A Comissão de Constituição e Justiça e de Cidadania (CCJ) da Câmara dos Deputados deu um passo significativo nesta quarta-feira (22) ao aprovar a admissibilidade de duas propostas de emenda à Constituição (PECs) que visam a redução da jornada de trabalho no Brasil. As propostas, que buscam abolir a tradicional escala de seis dias de trabalho com um dia de descanso (6×1), agora seguirão para uma comissão especial antes de serem apreciadas em plenário.

Detalhes das Propostas Aprovadas

A primeira proposta, a PEC 221/19, de autoria do deputado Reginaldo Lopes (PT-MG), propõe uma redução gradual da jornada semanal de 44 para 36 horas ao longo de uma década. Já a PEC 8/25, apresentada pela deputada Erika Hilton (Psol-SP), sugere uma nova configuração de trabalho de quatro dias por semana, limitando a carga horária total a 36 horas. Ambas as iniciativas encontram apoio no movimento 'Vida Além do Trabalho', que defende a diminuição da carga horária para melhorar a saúde mental e a qualidade de vida dos trabalhadores.

Tramitação e Análise das Propostas

A CCJ se limita a examinar a conformidade das propostas com a Constituição Federal, deixando a análise de mérito para a comissão especial. Atualmente, a legislação brasileira estipula que a jornada de trabalho não pode ultrapassar oito horas diárias e 44 horas semanais. Com a aprovação unânime na CCJ, as PECs avançam para etapas importantes de discussão e votação.

Iniciativa do Governo Federal

Em paralelo à tramitação das PECs, o presidente Luiz Inácio Lula da Silva apresentou ao Congresso um projeto de lei (PL) com urgência constitucional, que busca eliminar a escala 6×1 e reduzir a jornada semanal de 44 para 40 horas. Este projeto necessita ser votado em até 45 dias para não bloquear a pauta da Câmara. O presidente da Câmara, Hugo Motta (Republicanos-PB), reconheceu a prerrogativa do governo de solicitar urgência, mas reafirmou que a tramitação da PEC continuará.
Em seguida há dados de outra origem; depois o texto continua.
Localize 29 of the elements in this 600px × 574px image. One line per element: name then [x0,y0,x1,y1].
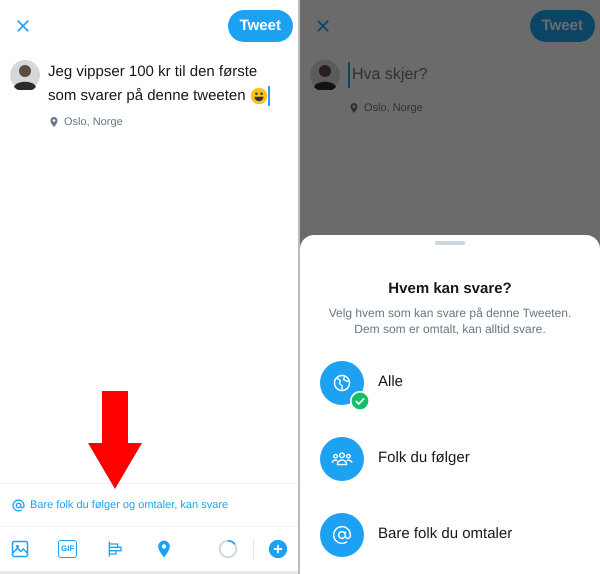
sheet-description: Velg hvem som kan svare på denne Tweeten. Dem som er omtalt, kan alltid svare. [328,304,572,336]
avatar [310,60,340,90]
text-cursor [268,86,270,106]
option-button[interactable] [320,436,364,480]
at-sign-icon [332,524,352,544]
option-label[interactable]: Folk du følger [378,447,470,470]
location-pin-icon [48,116,60,128]
gif-button[interactable]: GIF [58,540,78,558]
option-label[interactable]: Alle [378,371,404,394]
reply-setting-link[interactable]: Bare folk du følger og omtaler, kan svare [30,496,228,514]
character-counter [217,538,239,560]
smiley-icon [250,87,268,106]
location-text[interactable]: Oslo, Norge [364,100,423,116]
drag-handle[interactable] [435,241,465,245]
location-text[interactable]: Oslo, Norge [64,114,123,130]
add-icon[interactable] [268,539,288,559]
option-button[interactable] [320,512,364,556]
option-button[interactable] [320,360,364,404]
checkmark-badge [350,390,370,410]
location-pin-icon [348,102,360,114]
image-icon[interactable] [10,539,30,559]
globe-icon [332,372,352,392]
tweet-button[interactable]: Tweet [530,10,595,42]
option-label[interactable]: Bare folk du omtaler [378,523,512,546]
sheet-title: Hvem kan svare? [388,279,512,299]
tweet-button[interactable]: Tweet [228,10,293,42]
tweet-text: Jeg vippser 100 kr til den første som svarer på denne tweeten [48,63,258,104]
at-sign-icon [12,498,25,512]
avatar [10,60,40,90]
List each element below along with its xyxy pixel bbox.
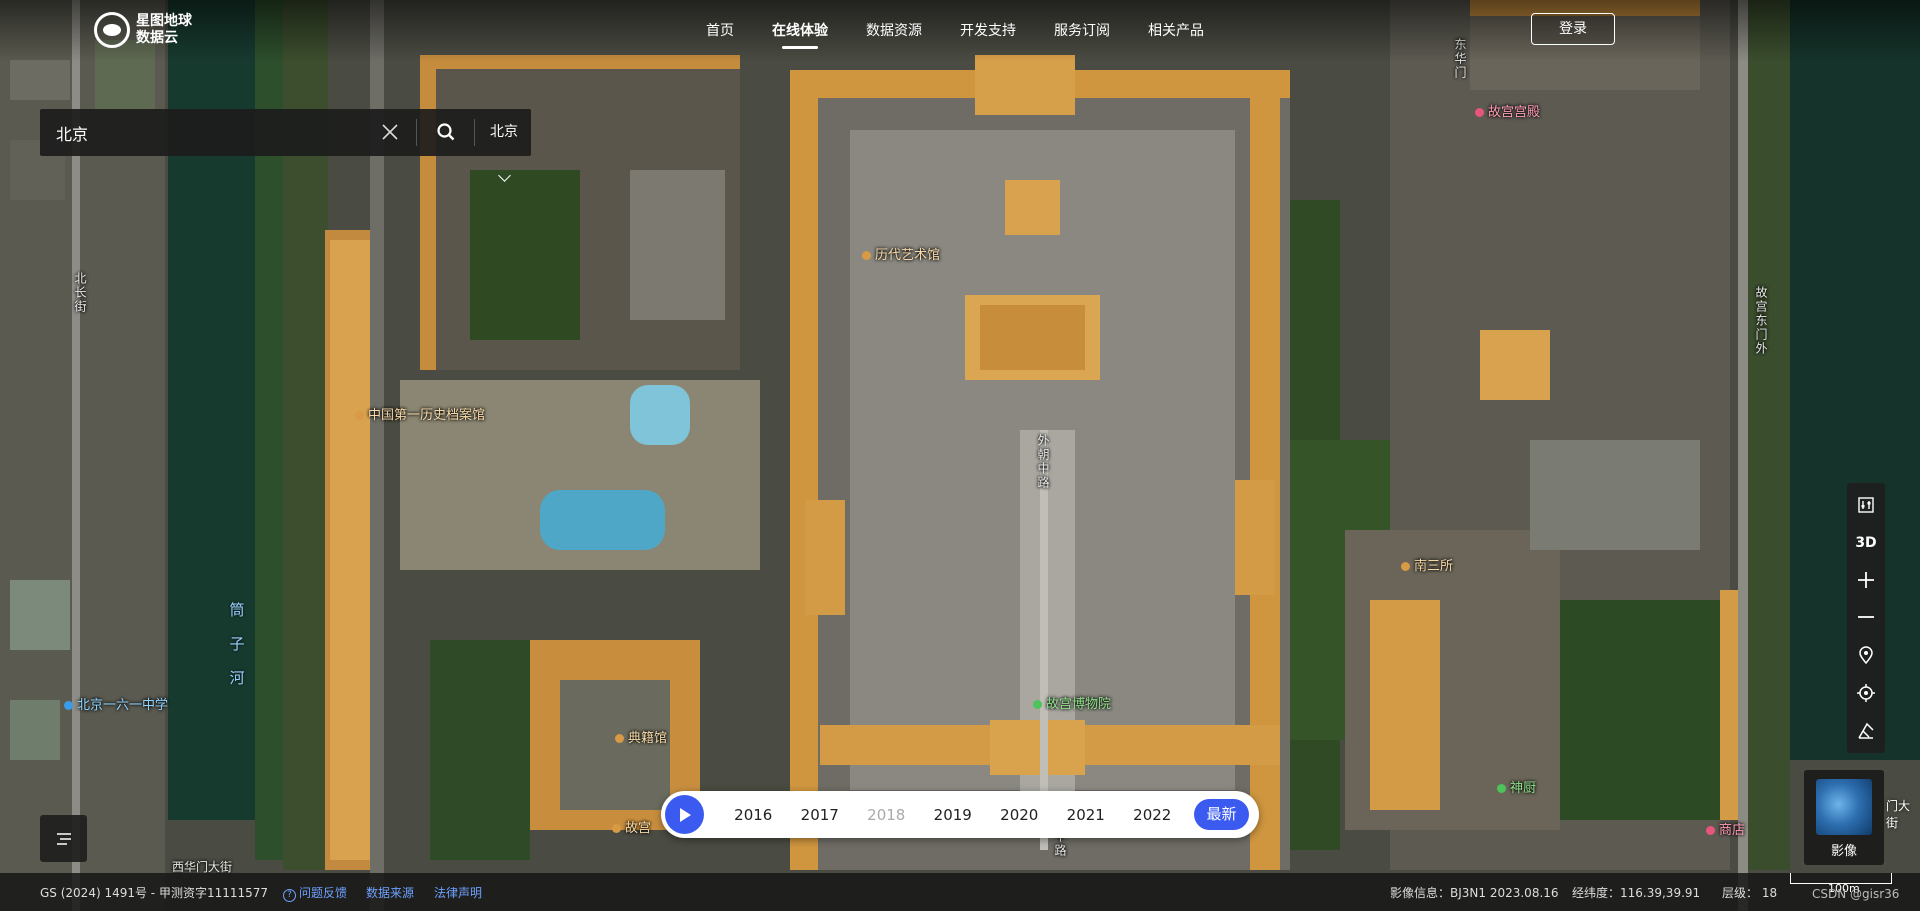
poi-lidai[interactable]: 历代艺术馆 <box>862 244 940 263</box>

Perspectivas para a Aprovação

O ministro do Trabalho e Emprego, Luiz Marinho, explicou que se a PEC for aprovada antes do PL, a necessidade deste último se tornaria obsoleta. Ele destacou que o processo da PEC é mais moroso, mas que o PL pode ser uma solução imediata para a redução da jornada, evitando futuras tentativas de aumento da carga horária, como ocorreu na Argentina. Para a aprovação da PEC em plenário, será necessário um quórum de três quintos, equivalente a 308 votos, em dois turnos de votação.

Conclusão

As propostas de emenda à Constituição que visam a redução da jornada de trabalho refletem uma mudança significativa nas expectativas em relação ao trabalho no Brasil. Se implementadas, elas têm o potencial de melhorar a qualidade de vida dos trabalhadores, além de contribuir para um ambiente laboral mais saudável. A tramitação dessas PECs e do projeto de lei do governo será acompanhada de perto, uma vez que pode modelar o futuro das relações de trabalho no país.